Chi segue l’attività degli astronauti, paradossalmente, conosce di più la vita sulla ISS, grazie ai racconti su Internet e sui social, rispetto a tutta la fase preparatoria, che lei racconta molto approfonditamente nel suo libro.
“È la parte per cui ho impiegato molto più tempo sia a scrivere sia a ricostruire i ricordi, perché non avendola mai raccontata in precedenza non avevo materiale su cui basarmi. Sono davvero partita da zero, ricostruendo tutto, riguardando i programmi degli addestramenti, la documentazione, le email scritte in quel periodo. Ho proprio fatto un lavoro quasi storiografico, perché volevo rimanesse una documentazione accurata di questa esperienza, anche nel caso venisse utilizzato un domani per ricostruire elementi storici di questo determinato periodo dell’esplorazione spaziale. In particolare, volevo sia parlare di questa fase del lavoro dell’astronauta, di cui in generale si parla pochissimo, sia rendere la mia storia nella sua interezza, e da questo punto di vista è ovvio che cinque anni di vita, rispetto a sei mesi nello spazio, sono importanti e devono essere resi adeguatamente. Poi, anche se la parte maggiore del libro racconta cose del tutto inedite, ho voluto inserire anche elementi della vita sulla ISS che erano già stati raccontati in altri canali: un libro deve poter comunque vivere in maniera autonoma, non pensando che venga necessariamente letto dopo aver visto i video su YouTube”.

Nel libro lei cita Guida galattica per autostoppisti di Douglas Adams. La narrativa di fantascienza ha influito in qualche modo nella strada che ha intrapreso? E ha avuto altri riferimenti importanti in tal senso?

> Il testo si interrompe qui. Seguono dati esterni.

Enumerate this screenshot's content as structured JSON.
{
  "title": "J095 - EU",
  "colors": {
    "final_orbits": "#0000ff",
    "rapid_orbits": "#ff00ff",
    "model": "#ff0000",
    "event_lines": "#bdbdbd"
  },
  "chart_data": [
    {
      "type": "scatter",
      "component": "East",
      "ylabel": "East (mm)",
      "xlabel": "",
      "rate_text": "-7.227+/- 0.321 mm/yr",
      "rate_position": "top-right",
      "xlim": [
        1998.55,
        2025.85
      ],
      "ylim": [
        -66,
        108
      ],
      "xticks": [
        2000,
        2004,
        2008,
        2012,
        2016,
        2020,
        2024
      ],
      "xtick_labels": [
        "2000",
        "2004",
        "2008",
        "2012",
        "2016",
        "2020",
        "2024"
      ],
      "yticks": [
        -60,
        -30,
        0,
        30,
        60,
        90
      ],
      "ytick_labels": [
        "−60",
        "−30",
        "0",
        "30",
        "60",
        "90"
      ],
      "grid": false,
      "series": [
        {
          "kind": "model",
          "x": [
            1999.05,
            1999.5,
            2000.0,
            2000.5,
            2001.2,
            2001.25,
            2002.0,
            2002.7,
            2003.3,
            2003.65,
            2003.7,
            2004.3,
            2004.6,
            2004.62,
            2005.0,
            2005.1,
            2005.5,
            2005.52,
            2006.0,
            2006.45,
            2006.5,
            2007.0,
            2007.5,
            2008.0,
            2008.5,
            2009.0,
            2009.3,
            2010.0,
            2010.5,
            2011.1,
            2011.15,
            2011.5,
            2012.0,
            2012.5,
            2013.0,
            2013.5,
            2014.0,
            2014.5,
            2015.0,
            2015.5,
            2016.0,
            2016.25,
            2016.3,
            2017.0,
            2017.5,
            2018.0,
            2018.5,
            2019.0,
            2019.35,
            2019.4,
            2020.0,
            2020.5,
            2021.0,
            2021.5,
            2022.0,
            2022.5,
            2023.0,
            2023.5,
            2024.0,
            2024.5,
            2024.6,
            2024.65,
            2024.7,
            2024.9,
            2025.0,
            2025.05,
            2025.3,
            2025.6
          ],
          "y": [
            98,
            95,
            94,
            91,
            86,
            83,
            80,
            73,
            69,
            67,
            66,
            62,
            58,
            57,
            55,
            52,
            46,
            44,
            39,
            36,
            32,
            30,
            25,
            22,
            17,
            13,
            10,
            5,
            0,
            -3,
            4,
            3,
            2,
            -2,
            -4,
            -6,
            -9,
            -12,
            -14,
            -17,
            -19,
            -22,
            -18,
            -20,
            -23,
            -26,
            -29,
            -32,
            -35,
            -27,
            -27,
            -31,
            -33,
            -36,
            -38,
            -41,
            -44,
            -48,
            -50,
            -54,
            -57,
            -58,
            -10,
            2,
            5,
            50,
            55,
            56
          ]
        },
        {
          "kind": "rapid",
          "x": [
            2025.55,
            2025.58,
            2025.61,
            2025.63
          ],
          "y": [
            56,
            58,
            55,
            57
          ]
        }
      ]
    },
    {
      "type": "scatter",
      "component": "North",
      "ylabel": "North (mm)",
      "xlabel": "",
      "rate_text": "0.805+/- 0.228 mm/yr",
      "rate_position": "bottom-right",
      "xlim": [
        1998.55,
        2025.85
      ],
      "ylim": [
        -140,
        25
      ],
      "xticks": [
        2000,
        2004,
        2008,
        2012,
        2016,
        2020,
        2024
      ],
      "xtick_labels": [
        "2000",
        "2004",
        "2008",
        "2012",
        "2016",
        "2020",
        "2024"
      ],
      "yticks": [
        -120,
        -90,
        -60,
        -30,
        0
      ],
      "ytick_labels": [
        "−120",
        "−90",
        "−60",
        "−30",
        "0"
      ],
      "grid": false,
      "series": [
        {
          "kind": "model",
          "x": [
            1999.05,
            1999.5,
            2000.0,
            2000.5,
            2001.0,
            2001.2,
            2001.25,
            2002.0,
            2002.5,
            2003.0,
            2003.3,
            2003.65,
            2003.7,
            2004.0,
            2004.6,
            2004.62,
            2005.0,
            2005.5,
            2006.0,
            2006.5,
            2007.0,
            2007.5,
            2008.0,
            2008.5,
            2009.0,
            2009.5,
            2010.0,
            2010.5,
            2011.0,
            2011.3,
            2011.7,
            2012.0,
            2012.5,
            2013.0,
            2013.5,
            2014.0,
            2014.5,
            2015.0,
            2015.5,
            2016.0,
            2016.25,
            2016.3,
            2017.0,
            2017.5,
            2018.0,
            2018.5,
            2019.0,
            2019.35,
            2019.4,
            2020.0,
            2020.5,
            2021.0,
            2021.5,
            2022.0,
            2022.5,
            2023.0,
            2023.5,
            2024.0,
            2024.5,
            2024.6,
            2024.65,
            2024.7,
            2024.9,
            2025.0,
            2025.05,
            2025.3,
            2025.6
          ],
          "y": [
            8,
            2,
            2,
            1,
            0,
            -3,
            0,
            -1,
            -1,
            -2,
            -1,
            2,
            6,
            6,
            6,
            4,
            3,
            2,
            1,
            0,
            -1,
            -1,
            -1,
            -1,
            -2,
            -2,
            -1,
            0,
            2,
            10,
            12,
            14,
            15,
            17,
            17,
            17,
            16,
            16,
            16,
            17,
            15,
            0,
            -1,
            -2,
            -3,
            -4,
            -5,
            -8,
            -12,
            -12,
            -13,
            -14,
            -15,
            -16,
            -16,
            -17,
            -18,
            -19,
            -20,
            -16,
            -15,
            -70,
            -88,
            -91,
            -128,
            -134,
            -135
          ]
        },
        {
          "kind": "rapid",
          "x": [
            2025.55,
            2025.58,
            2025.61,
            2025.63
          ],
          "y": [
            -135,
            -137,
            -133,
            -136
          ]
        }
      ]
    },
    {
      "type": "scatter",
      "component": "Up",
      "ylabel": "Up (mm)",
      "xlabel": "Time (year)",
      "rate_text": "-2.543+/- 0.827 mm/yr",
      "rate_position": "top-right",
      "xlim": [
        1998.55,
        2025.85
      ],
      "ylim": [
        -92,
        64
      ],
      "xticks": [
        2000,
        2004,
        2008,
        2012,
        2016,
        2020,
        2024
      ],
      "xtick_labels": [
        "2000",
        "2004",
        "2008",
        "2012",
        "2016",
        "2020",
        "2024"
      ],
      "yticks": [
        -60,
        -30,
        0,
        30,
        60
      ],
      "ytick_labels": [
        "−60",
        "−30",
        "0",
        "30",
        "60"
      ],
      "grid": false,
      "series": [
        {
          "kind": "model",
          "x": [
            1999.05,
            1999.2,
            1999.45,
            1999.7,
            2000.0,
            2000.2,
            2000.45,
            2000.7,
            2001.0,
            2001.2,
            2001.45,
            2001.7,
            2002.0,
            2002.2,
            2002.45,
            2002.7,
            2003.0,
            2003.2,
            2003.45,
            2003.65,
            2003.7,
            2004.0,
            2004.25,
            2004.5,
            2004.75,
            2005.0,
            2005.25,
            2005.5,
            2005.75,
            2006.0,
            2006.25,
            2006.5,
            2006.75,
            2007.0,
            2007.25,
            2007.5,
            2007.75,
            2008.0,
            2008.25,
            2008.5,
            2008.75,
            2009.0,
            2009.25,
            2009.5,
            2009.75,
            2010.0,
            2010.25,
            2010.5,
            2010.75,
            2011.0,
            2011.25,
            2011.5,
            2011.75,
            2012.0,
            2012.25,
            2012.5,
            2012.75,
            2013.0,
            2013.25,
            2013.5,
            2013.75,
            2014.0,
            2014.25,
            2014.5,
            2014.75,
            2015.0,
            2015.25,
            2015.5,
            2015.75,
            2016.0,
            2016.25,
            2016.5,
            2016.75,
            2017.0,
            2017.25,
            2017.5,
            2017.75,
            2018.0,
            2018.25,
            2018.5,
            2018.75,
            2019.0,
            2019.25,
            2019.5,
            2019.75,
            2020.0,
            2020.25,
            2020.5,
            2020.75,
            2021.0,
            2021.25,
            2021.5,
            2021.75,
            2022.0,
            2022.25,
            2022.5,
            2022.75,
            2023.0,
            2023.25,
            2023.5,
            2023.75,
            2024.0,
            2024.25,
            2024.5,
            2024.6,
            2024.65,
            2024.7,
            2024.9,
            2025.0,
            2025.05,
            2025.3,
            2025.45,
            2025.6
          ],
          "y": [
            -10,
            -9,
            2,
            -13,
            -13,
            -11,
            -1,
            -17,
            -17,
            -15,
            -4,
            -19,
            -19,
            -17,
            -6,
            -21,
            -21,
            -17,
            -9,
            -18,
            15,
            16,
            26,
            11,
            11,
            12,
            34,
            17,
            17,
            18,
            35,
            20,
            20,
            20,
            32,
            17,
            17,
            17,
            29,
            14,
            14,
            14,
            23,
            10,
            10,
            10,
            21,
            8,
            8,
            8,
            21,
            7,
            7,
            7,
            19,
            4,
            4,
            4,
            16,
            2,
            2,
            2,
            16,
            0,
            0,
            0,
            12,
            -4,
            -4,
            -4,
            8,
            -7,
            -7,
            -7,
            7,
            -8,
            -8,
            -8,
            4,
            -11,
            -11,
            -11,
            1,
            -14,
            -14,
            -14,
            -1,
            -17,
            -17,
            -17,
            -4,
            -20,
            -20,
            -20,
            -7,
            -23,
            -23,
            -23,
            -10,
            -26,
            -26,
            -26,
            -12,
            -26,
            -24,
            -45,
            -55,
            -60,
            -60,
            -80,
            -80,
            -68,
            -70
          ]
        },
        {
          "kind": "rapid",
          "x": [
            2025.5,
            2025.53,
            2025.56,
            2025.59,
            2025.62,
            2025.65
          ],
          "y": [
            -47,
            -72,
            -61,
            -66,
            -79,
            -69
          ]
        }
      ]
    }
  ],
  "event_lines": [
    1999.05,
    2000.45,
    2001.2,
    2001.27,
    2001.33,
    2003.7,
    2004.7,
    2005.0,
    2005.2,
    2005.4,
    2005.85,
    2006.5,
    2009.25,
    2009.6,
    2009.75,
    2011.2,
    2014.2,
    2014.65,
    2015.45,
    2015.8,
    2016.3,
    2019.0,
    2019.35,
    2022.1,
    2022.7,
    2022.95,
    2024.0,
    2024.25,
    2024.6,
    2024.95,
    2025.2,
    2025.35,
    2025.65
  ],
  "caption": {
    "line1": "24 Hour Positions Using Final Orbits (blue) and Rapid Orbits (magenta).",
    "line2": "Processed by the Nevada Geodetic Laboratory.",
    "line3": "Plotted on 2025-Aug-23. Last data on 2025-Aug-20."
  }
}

“Il riferimento più grande, indubbiamente, è stato Star Trek. Non è propriamente narrativa, ma una serie tv, però direi una bugia se non rivelassi che da adolescente ne ero proprio appassionata: ero una fan sfegatata, quella che si scriveva i dialoghi degli episodi e li batteva a macchina, insomma quelle cose un po’ pazze che si fanno da ragazzini quando si hanno delle grandi passioni. E poi, più in generale, leggevo tanta fantascienza, credo che sia un modo per abituarsi a questo mondo, fatto un po’ di avventura e un po’ di tecnologia, che poi effettivamente è quello degli astronauti”.